A Stanford-led study found that AI outperformed law professors in legal reasoning, with models selected over human instructors in head-to-head assessments. The study reported 2,918 blinded comparisons between AI models and human instructors, involved 16 professors from 14 U.S. law schools, and used 40 contract law questions covering legal doctrine, case law, hypotheticals, and policy issues.
Two high-performing models were Google Gemini 2.5 Pro, which won 75.92% of its matchups against human instructors, and NotebookLM, which won 74.75%, with AI models outperforming humans in recall questions, hypotheticals, and policy discussions.
Google Gemini 2.5 Pro and NotebookLM were top-performing models in the Stanford-led study, with Gemini winning 75.92% and NotebookLM winning 74.75% of their matchups against human instructors. Those win percentages were reported from direct, blinded comparisons between AI models and human instructors. The study carried out 2,918 blinded comparisons and involved 16 professors from 14 U.S. law schools. Researchers used a set of 40 contract law questions that covered legal doctrine, case law, hypotheticals, and policy issues.
Among additional models evaluated, Anthropic’s Claude Opus 4.7 ranked first, followed by OpenAI’s ChatGPT 5.4 and Gemini 2.5 Pro in subsequent positions. Across the tested question types, AI models outperformed human instructors in recall questions, hypotheticals, and policy discussions. The comparative rankings and win rates were reported for multiple models included in the study.
The study cautioned that it did not measure alignment with any individual professor’s teaching preferences. It stated that AI responses may be generally acceptable rather than tailored to an individual instructor. Those caveats were reported alongside the numerical performance and ranking results.
The study’s experimental design used 2,918 blinded comparisons between AI models and human instructors, with 16 professors from 14 U.S. law schools participating. Researchers created 40 contract law questions that covered legal doctrine, case law, hypotheticals, and policy issues. Each comparison presented AI-generated and human-written answers in a blinded format for professor evaluation. The study recorded outcomes across those head-to-head assessments.
To probe surface-level writing factors, the study engineered a set of lexico-syntactic features and measured their association with preference patterns. The features examined included answer length, structural organization, reasoning nuance, legal anchors, confidence tone, clarity, and pedagogical support. The analysis tested how much of the preference pattern these features could explain relative to substantive content. The study reported these feature analyses alongside the blinded comparison results.
The methodology section emphasized the blinded, comparative design and the engineered lexico-syntactic feature set. The study noted that this analysis aimed to differentiate surface-level writing style from substantive content.

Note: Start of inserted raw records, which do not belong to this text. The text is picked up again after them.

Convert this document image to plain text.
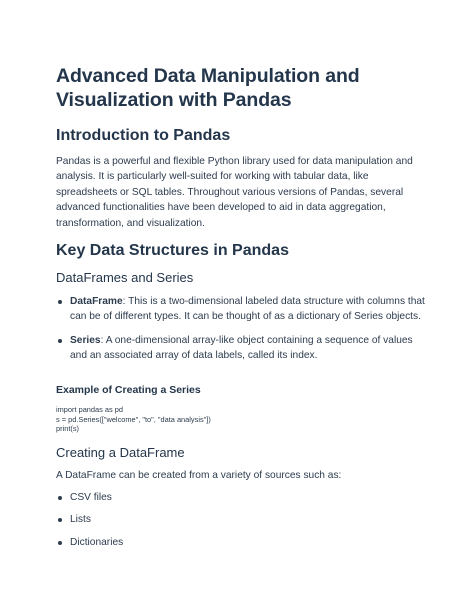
Advanced Data Manipulation and
Visualization with Pandas
Introduction to Pandas

Pandas is a powerful and flexible Python library used for data manipulation and analysis. It is particularly well-suited for working with tabular data, like spreadsheets or SQL tables. Throughout various versions of Pandas, several advanced functionalities have been developed to aid in data aggregation, transformation, and visualization.

Key Data Structures in Pandas
DataFrames and Series
DataFrame: This is a two-dimensional labeled data structure with columns that can be of different types. It can be thought of as a dictionary of Series objects.
Series: A one-dimensional array-like object containing a sequence of values and an associated array of data labels, called its index.
Example of Creating a Series
import pandas as pd
s = pd.Series(["welcome", "to", "data analysis"])
print(s)
Creating a DataFrame

A DataFrame can be created from a variety of sources such as:

CSV files
Lists
Dictionaries
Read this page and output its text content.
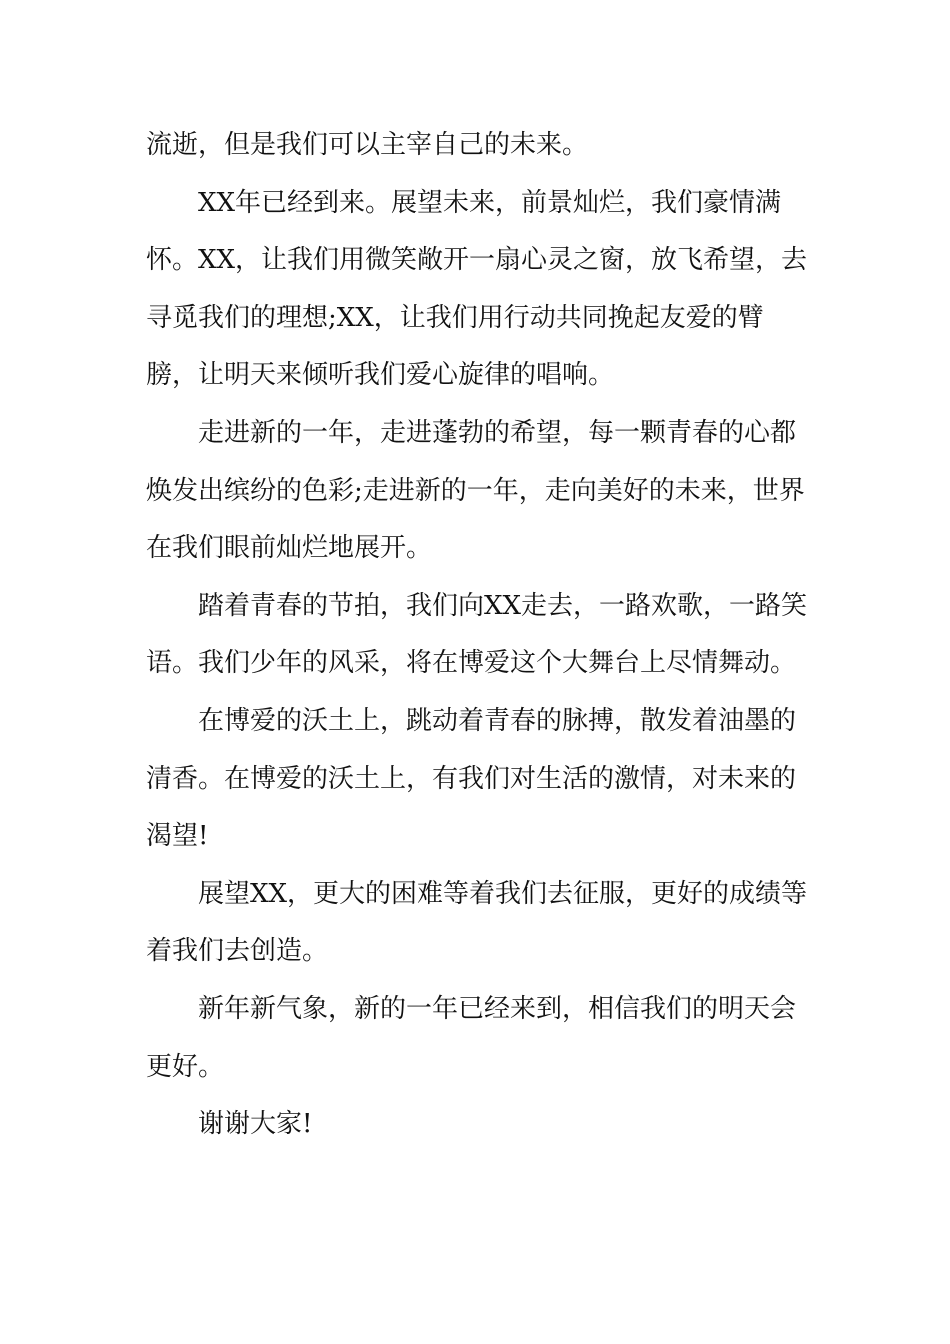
流逝，但是我们可以主宰自己的未来。

XX年已经到来。展望未来，前景灿烂，我们豪情满怀。XX，让我们用微笑敞开一扇心灵之窗，放飞希望，去寻觅我们的理想;XX，让我们用行动共同挽起友爱的臂膀，让明天来倾听我们爱心旋律的唱响。

走进新的一年，走进蓬勃的希望，每一颗青春的心都焕发出缤纷的色彩;走进新的一年，走向美好的未来，世界在我们眼前灿烂地展开。

踏着青春的节拍，我们向XX走去，一路欢歌，一路笑语。我们少年的风采，将在博爱这个大舞台上尽情舞动。

在博爱的沃土上，跳动着青春的脉搏，散发着油墨的清香。在博爱的沃土上，有我们对生活的激情，对未来的渴望!

展望XX，更大的困难等着我们去征服，更好的成绩等着我们去创造。

新年新气象，新的一年已经来到，相信我们的明天会更好。

谢谢大家!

These procedural details were reported alongside the numerical comparison outcomes.
The study reported harmfulness rates when comparing AI-generated answers to human-written answers: Google Gemini 2.5 Pro recorded a 3.41% harmfulness rate, NotebookLM recorded 3.64%, and human instructors recorded 12.06%. These rates were reported as part of the study’s evaluation metrics. The harmfulness comparisons were presented alongside the models’ performance metrics in blinded head-to-head assessments. The study included 2,918 blinded comparisons and 16 professors from 14 U.S. law schools.
The study cautioned that it did not measure alignment of AI responses with any individual professor’s teaching preferences. It stated that AI responses may be generally acceptable rather than tailored to an individual instructor. These caveats were reported alongside the harmfulness and performance results.
The Stanford-led study demonstrated that AI models outperformed law professors in legal reasoning in head-to-head, blinded assessments. The study presented its results with an analytical and cautious approach, emphasizing methodology, engineered lexico-syntactic analyses, and limitations. It also reported harmfulness comparisons and cautioned that it did not measure AI response alignment with any individual professor’s teaching preferences, noting that AI responses may be generally acceptable rather than tailored.